A thin cylindrical shell provided with hemispherical end-caps is subjected to the same internal pressure and material allowables as the spherical ends. Compare the required wall thickness of the cylindrical shell with that of the hemispherical ends.

Difficulty: Easy

Correct Answer: more than

Explanation:


Introduction:
Pressure vessels commonly use cylindrical shells with hemispherical ends. For the same internal pressure and allowable stress, the required thickness differs for cylinder versus sphere due to different membrane stress distributions.


Given Data / Assumptions:

  • Same internal pressure p and radius r.
  • Same allowable tensile stress sigma_t.
  • Thin-shell (membrane) theory; negligible bending.


Concept / Approach:
For a thin cylinder: hoop stress sigma_h = p * r / t ⇒ t_cyl = p * r / sigma_t. For a thin sphere: membrane stress sigma_sph = p * r / (2 * t) ⇒ t_sph = p * r / (2 * sigma_t). Thus, for identical p, r, and sigma_t, t_cyl = 2 * t_sph. Hence, the cylindrical shell requires more thickness than the hemispherical ends.


Step-by-Step Solution:
1) Write cylinder thickness: t_cyl = p * r / sigma_t.2) Write sphere thickness: t_sph = p * r / (2 * sigma_t).3) Compare: t_cyl / t_sph = 2 ⇒ t_cyl is double.4) Conclude: cylinder requires more thickness.

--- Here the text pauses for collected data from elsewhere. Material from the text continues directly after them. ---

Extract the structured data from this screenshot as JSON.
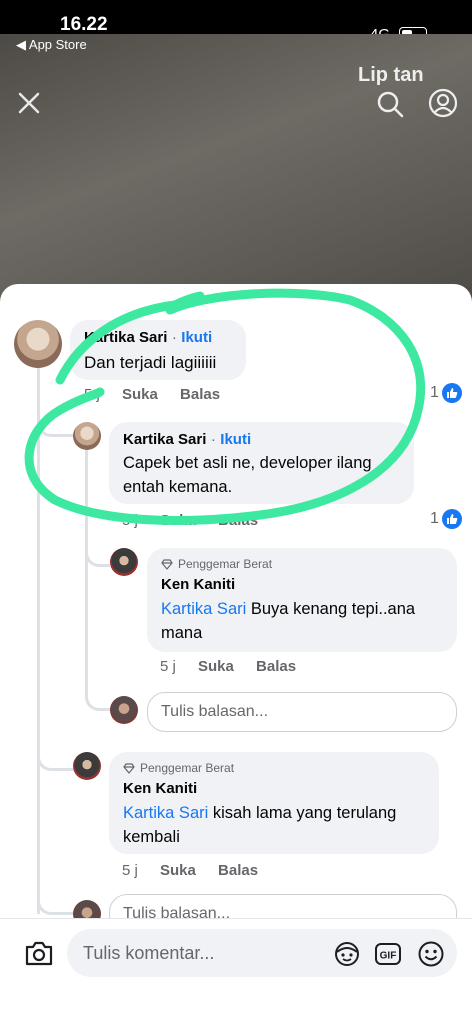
{
  "status": {
    "time": "16.22",
    "back_app": "◀ App Store",
    "network": "4G"
  },
  "watermark": "Lip  tan",
  "comments": [
    {
      "author": "Kartika Sari",
      "follow": "Ikuti",
      "text": "Dan terjadi lagiiiiii",
      "time": "5 j",
      "like": "Suka",
      "reply": "Balas",
      "likes": "1"
    },
    {
      "author": "Kartika Sari",
      "follow": "Ikuti",
      "text": "Capek bet asli ne, developer ilang entah kemana.",
      "time": "5 j",
      "like": "Suka",
      "reply": "Balas",
      "likes": "1"
    },
    {
      "badge": "Penggemar Berat",
      "author": "Ken Kaniti",
      "mention": "Kartika Sari",
      "text": "Buya kenang tepi..ana mana",
      "time": "5 j",
      "like": "Suka",
      "reply": "Balas"
    },
    {
      "badge": "Penggemar Berat",
      "author": "Ken Kaniti",
      "mention": "Kartika Sari",
      "text": "kisah lama yang terulang kembali",
      "time": "5 j",
      "like": "Suka",
      "reply": "Balas"
    }
  ],
  "reply_placeholder": "Tulis balasan...",
  "comment_placeholder": "Tulis komentar...",
  "colors": {
    "accent": "#1877f2",
    "highlight": "#3de8a0"
  },
  "icons": [
    "close-icon",
    "search-icon",
    "profile-icon",
    "like-icon",
    "diamond-icon",
    "camera-icon",
    "avatar-sticker-icon",
    "gif-icon",
    "emoji-icon"
  ]
}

Verification / Alternative check:
Design codes and handbooks consistently show spherical shells as the most material-efficient shape for internal pressure, validating the relation.


Why Other Options Are Wrong:
Equal to / less than: contradict membrane theory.

Indeterminate / depends only on joint efficiency: primary dependence is on geometry and membrane equations; joint efficiency modifies required t but does not invert the basic relation.


Common Pitfalls:
Using longitudinal stress instead of hoop stress for cylinders; overlooking the factor of 2 between cylinder and sphere equations.